El número uno, de menos a más, debuta ganando 6-1 y 6-0 a Mónaco en su estreno

Nadal devuelve una bola a Mónaco. Ampliar foto
Nadal devuelve una bola a Mónaco. EFE

Juan Mónaco se desgañita en protestas. El Pico se queja del público, reprocha sus decisiones al juez de silla y lamenta las ocasiones perdidas. Es primavera en Madrid, y en la Caja Mágica retumban tambores de guerra porque Rafael Nadal, el héroe de la grada, debuta en el Mutua Madrid Open devorando 6-1 y 6-0 al número 56. Podría parecer un paseo imperial. El reloj, sin embargo, cuenta una historia distinta a la del marcador.
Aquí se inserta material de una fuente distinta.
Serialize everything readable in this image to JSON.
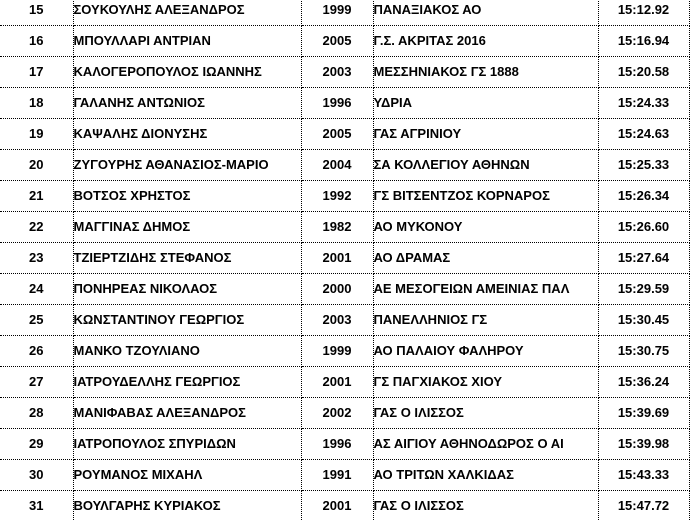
{
  "page": {
    "background": "#ffffff"
  },
  "colors": {
    "text": "#000000",
    "grid_lines": "#000000"
  },
  "results_table": {
    "rows": [
      {
        "rank": "15",
        "name": "ΣΟΥΚΟΥΛΗΣ ΑΛΕΞΑΝΔΡΟΣ",
        "year": "1999",
        "club": "ΠΑΝΑΞΙΑΚΟΣ ΑΟ",
        "time": "15:12.92"
      },
      {
        "rank": "16",
        "name": "ΜΠΟΥΛΛΑΡΙ ΑΝΤΡΙΑΝ",
        "year": "2005",
        "club": "Γ.Σ. ΑΚΡΙΤΑΣ 2016",
        "time": "15:16.94"
      },
      {
        "rank": "17",
        "name": "ΚΑΛΟΓΕΡΟΠΟΥΛΟΣ ΙΩΑΝΝΗΣ",
        "year": "2003",
        "club": "ΜΕΣΣΗΝΙΑΚΟΣ ΓΣ 1888",
        "time": "15:20.58"
      },
      {
        "rank": "18",
        "name": "ΓΑΛΑΝΗΣ ΑΝΤΩΝΙΟΣ",
        "year": "1996",
        "club": "ΥΔΡΙΑ",
        "time": "15:24.33"
      },
      {
        "rank": "19",
        "name": "ΚΑΨΑΛΗΣ ΔΙΟΝΥΣΗΣ",
        "year": "2005",
        "club": "ΓΑΣ ΑΓΡΙΝΙΟΥ",
        "time": "15:24.63"
      },
      {
        "rank": "20",
        "name": "ΖΥΓΟΥΡΗΣ ΑΘΑΝΑΣΙΟΣ-ΜΑΡΙΟ",
        "year": "2004",
        "club": "ΣΑ ΚΟΛΛΕΓΙΟΥ ΑΘΗΝΩΝ",
        "time": "15:25.33"
      },
      {
        "rank": "21",
        "name": "ΒΟΤΣΟΣ ΧΡΗΣΤΟΣ",
        "year": "1992",
        "club": "ΓΣ ΒΙΤΣΕΝΤΖΟΣ ΚΟΡΝΑΡΟΣ",
        "time": "15:26.34"
      },
      {
        "rank": "22",
        "name": "ΜΑΓΓΙΝΑΣ ΔΗΜΟΣ",
        "year": "1982",
        "club": "ΑΟ ΜΥΚΟΝΟΥ",
        "time": "15:26.60"
      },
      {
        "rank": "23",
        "name": "ΤΖΙΕΡΤΖΙΔΗΣ ΣΤΕΦΑΝΟΣ",
        "year": "2001",
        "club": "ΑΟ ΔΡΑΜΑΣ",
        "time": "15:27.64"
      },
      {
        "rank": "24",
        "name": "ΠΟΝΗΡΕΑΣ ΝΙΚΟΛΑΟΣ",
        "year": "2000",
        "club": "ΑΕ ΜΕΣΟΓΕΙΩΝ ΑΜΕΙΝΙΑΣ ΠΑΛ",
        "time": "15:29.59"
      },
      {
        "rank": "25",
        "name": "ΚΩΝΣΤΑΝΤΙΝΟΥ ΓΕΩΡΓΙΟΣ",
        "year": "2003",
        "club": "ΠΑΝΕΛΛΗΝΙΟΣ ΓΣ",
        "time": "15:30.45"
      },
      {
        "rank": "26",
        "name": "ΜΑΝΚΟ ΤΖΟΥΛΙΑΝΟ",
        "year": "1999",
        "club": "ΑΟ ΠΑΛΑΙΟΥ ΦΑΛΗΡΟΥ",
        "time": "15:30.75"
      },
      {
        "rank": "27",
        "name": "ΙΑΤΡΟΥΔΕΛΛΗΣ ΓΕΩΡΓΙΟΣ",
        "year": "2001",
        "club": "ΓΣ ΠΑΓΧΙΑΚΟΣ ΧΙΟΥ",
        "time": "15:36.24"
      },
      {
        "rank": "28",
        "name": "ΜΑΝΙΦΑΒΑΣ ΑΛΕΞΑΝΔΡΟΣ",
        "year": "2002",
        "club": "ΓΑΣ Ο ΙΛΙΣΣΟΣ",
        "time": "15:39.69"
      },
      {
        "rank": "29",
        "name": "ΙΑΤΡΟΠΟΥΛΟΣ ΣΠΥΡΙΔΩΝ",
        "year": "1996",
        "club": "ΑΣ ΑΙΓΙΟΥ ΑΘΗΝΟΔΩΡΟΣ Ο ΑΙ",
        "time": "15:39.98"
      },
      {
        "rank": "30",
        "name": "ΡΟΥΜΑΝΟΣ ΜΙΧΑΗΛ",
        "year": "1991",
        "club": "ΑΟ ΤΡΙΤΩΝ ΧΑΛΚΙΔΑΣ",
        "time": "15:43.33"
      },
      {
        "rank": "31",
        "name": "ΒΟΥΛΓΑΡΗΣ ΚΥΡΙΑΚΟΣ",
        "year": "2001",
        "club": "ΓΑΣ Ο ΙΛΙΣΣΟΣ",
        "time": "15:47.72"
      }
    ]
  }
}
Si el luminoso refleja un combate entre un peso pesado y un peso pluma, los segundos cuentan también los baches y los frenazos que sufre en el arranque del envite el juego del campeón de 13 grandes, que necesita ocho minutos para defender su primer saque (bola de break para Mónaco), cede el segundo y apura casi 50 minutos para apuntarse el espídico 6-1 de la primera manga.
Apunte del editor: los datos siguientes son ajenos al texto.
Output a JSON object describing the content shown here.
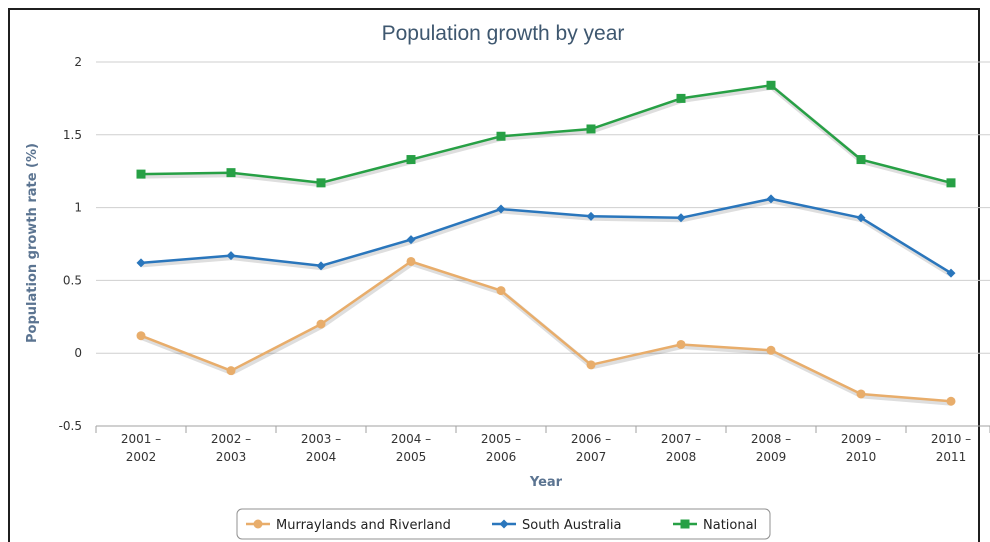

“Al comienzo, como es normal cuando vienes de perder un partido, empiezas nervioso y cuestan un poco más los movimientos y el drive”, explicó en los micrófonos de La Sexta. “Jugué mejor de lo que venía haciendo, me he movido mejor”.
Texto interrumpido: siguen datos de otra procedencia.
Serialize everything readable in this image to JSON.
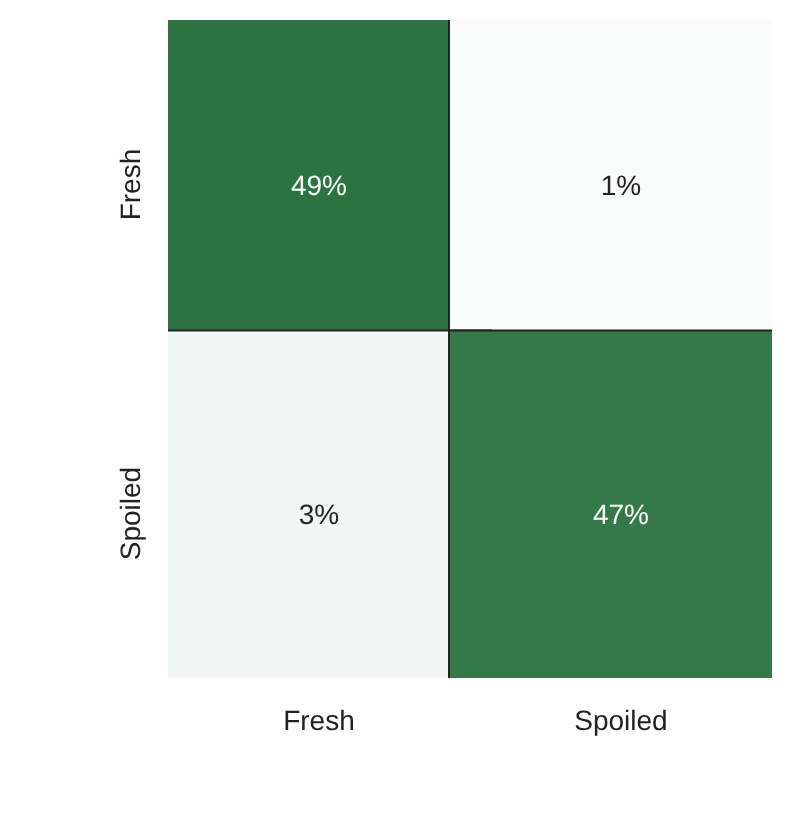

Nadal es hoy un tenista al que le cuesta ejecutar sus buenas ideas. Su construcción de las jugadas responde a su patrón de siempre, mantiene intacta su capacidad de adaptación táctica y lee sin problemas por dónde sufre más su contrario. A todo eso no le acompañan golpes limpios ni movimientos armónicos. El número uno mundial es hoy un tenista un punto congestionado. Compite con las piernas agarrotadas. Como el tenis es un deporte basado en sinergias, en el que es clave que un movimiento enlace sin rechinar con el siguiente para producir energía, sufre. El drive a veces se queda corto. Sin profundidad, manso en el cuadro de saque, pasa de ser un arma a convertirse en un escudo. Sin ese apoyo, el revés se resiente. Nadal es menos Nadal, y depende de su corazón más que de su raqueta.

Ocurre que el español ha hecho carrera desde las entrañas, sujetándose a la pasión hasta encontrar la excelencia técnica. Hoy, como tantas otras veces, el defensor del título intenta volver a recorrer ese camino. El partido contra Mónaco, con el que tantas veces se ha entrenado, le garantiza entrar en ritmo. Hubo decenas de peloteos largos, y su desenlace sirvió para fotografiar cuánto atenaza la tensión la raqueta del mejor tenista del mundo: según avanzó el encuentro, todos fueron cayendo ineludiblemente de su lado, porque fue un cruce entre una avioneta y un bombardero. Cuando Pico quiso despegar, Nadal ya había aterrizado con un violento golpetazo. Al español le espera ahora el finlandés Jarkko Nieminen (7-0 para el español). En un torneo sin Novak Djokovic (lesionado), Roger Federer (baja por paternidad) ni Satanislas Wawrinka (eliminado) el título está al alcance de su mano. Eso no quiere decir que para él sea el objetivo: Nadal, de menos a más durante el partido, aún trabaja para conseguir que su juego vuelva a fluir con la naturalidad que le ha convertido en el titán de la arcilla.